Study co-author Dr. Frank Hu, the Frederick J. Stare Professor of Nutrition and Epidemiology at the Harvard T.H. Chan School of Public Health (HSPH), puts this finding in perspective. "This study adds to the evidence to support the benefits of healthy fat sources like avocados to help prevent cardiovascular disease," he says. A key take-home message is to substitute avocados for less-healthy foods such as butter, cheese, and processed meats, he adds.

Who was in the study?

The study included more than 110,000 people involved in two long-running Harvard studies: the Nurses’ Health Study and the Health Professionals Follow-up study. Most of the participants were white; they ranged in age from 30 to 75 and were free of heart disease and cancer when the study began.

Researchers assessed the participants’ diets via questionnaires given at the start of the study and then every four years. One question asked how much and how often people ate avocado. A serving was considered a half an avocado or one-half cup, cubed.

What were the findings?

During the 30-year follow-up, researchers documented 9,185 heart attacks and 5,290 strokes among the participants. Compared with people who never or rarely ate avocados, those who ate at least two servings each week had a 16% lower risk of cardiovascular disease and a 21% lower risk of experiencing a heart attack or related problem due to coronary artery disease. (Coronary artery disease refers to a narrowing or blockage in the blood vessels that supply the heart; it’s the most common type of cardiovascular disease.)

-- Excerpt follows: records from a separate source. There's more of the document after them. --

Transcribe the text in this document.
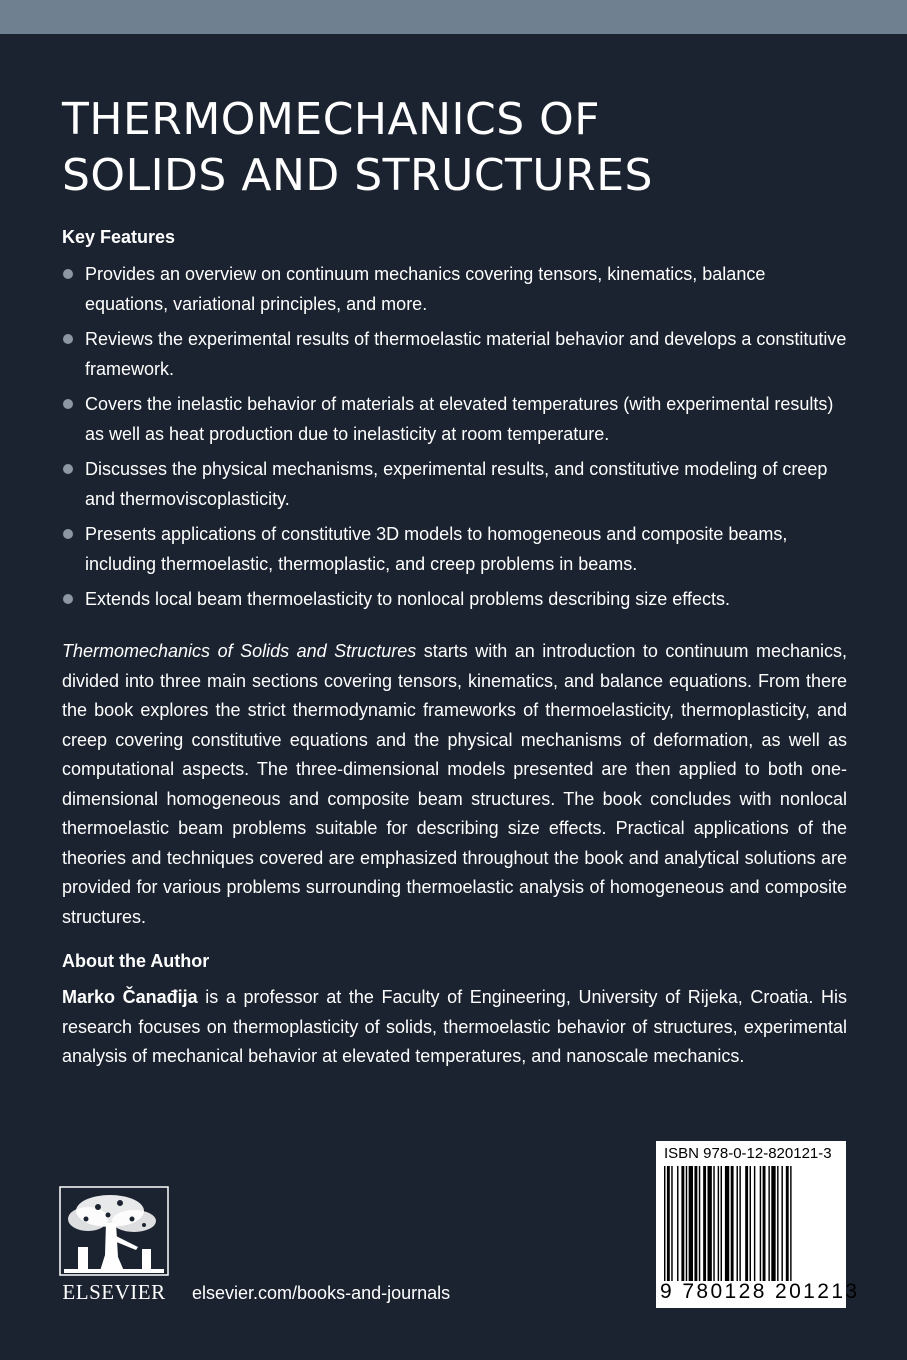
THERMOMECHANICS OF
SOLIDS AND STRUCTURES
Key Features
Provides an overview on continuum mechanics covering tensors, kinematics, balance equations, variational principles, and more.
Reviews the experimental results of thermoelastic material behavior and develops a constitutive framework.
Covers the inelastic behavior of materials at elevated temperatures (with experimental results) as well as heat production due to inelasticity at room temperature.
Discusses the physical mechanisms, experimental results, and constitutive modeling of creep and thermoviscoplasticity.
Presents applications of constitutive 3D models to homogeneous and composite beams, including thermoelastic, thermoplastic, and creep problems in beams.
Extends local beam thermoelasticity to nonlocal problems describing size effects.

Thermomechanics of Solids and Structures starts with an introduction to continuum mechanics, divided into three main sections covering tensors, kinematics, and balance equations. From there the book explores the strict thermodynamic frameworks of thermoelasticity, thermoplasticity, and creep covering constitutive equations and the physical mechanisms of deformation, as well as computational aspects. The three-dimensional models presented are then applied to both one-dimensional homogeneous and composite beam structures. The book concludes with nonlocal thermoelastic beam problems suitable for describing size effects. Practical applications of the theories and techniques covered are emphasized throughout the book and analytical solutions are provided for various problems surrounding thermoelastic analysis of homogeneous and composite structures.

About the Author

Marko Čanađija is a professor at the Faculty of Engineering, University of Rijeka, Croatia. His research focuses on thermoplasticity of solids, thermoelastic behavior of structures, experimental analysis of mechanical behavior at elevated temperatures, and nanoscale mechanics.

ELSEVIER elsevier.com/books-and-journals
ISBN 978-0-12-820121-3
9 780128 201213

What makes avocados a heart-healthy choice?

Hass avocados, which have dark green, nubbly skin, are the most popular variety in the United States. They’re abundant in healthy fats, fiber, and several micronutrients associated with cardiovascular health:

  • Oleic acid. This monounsaturated fat is also plentiful in olives. Half an avocado has around 6.5 grams of oleic acid, or about the same amount found in a tablespoon of olive oil. Research shows that replacing foods high in saturated fat (such as butter, cheese, and meat) with those rich in unsaturated fats (such as avocados, nuts, and seeds) helps lower blood levels of harmful LDL cholesterol, a key culprit in coronary artery disease.
  • Fiber. One serving of avocado provides up to 20% of the daily recommended dietary intake of fiber, a nutrient that’s often lacking in the typical American diet. Fiber-rich diets may lower heart disease risk as much as 30%, probably because fiber helps lower not only cholesterol, but also blood pressure and body weight.
  • Vitamins, minerals, and more. Half an avocado provides 15% of daily recommended intake of folate (vitamin B9), 10% of potassium, and 5% of magnesium, as well as various plant-based compounds called phytochemicals. All of these nutrients — along with oleic acid and fiber — have been independently linked to better heart health.

The good news is that there are so many delicious ways to add avocado to your meals, says Dr. Hu. "I make avocado toast for breakfast, use avocado as a spread for sandwiches, and add them to salads," says Dr. Hu. Some people add avocado to their smoothies — and of course, there’s always guacamole (try this recipe from the HSPH’s Nutrition Source).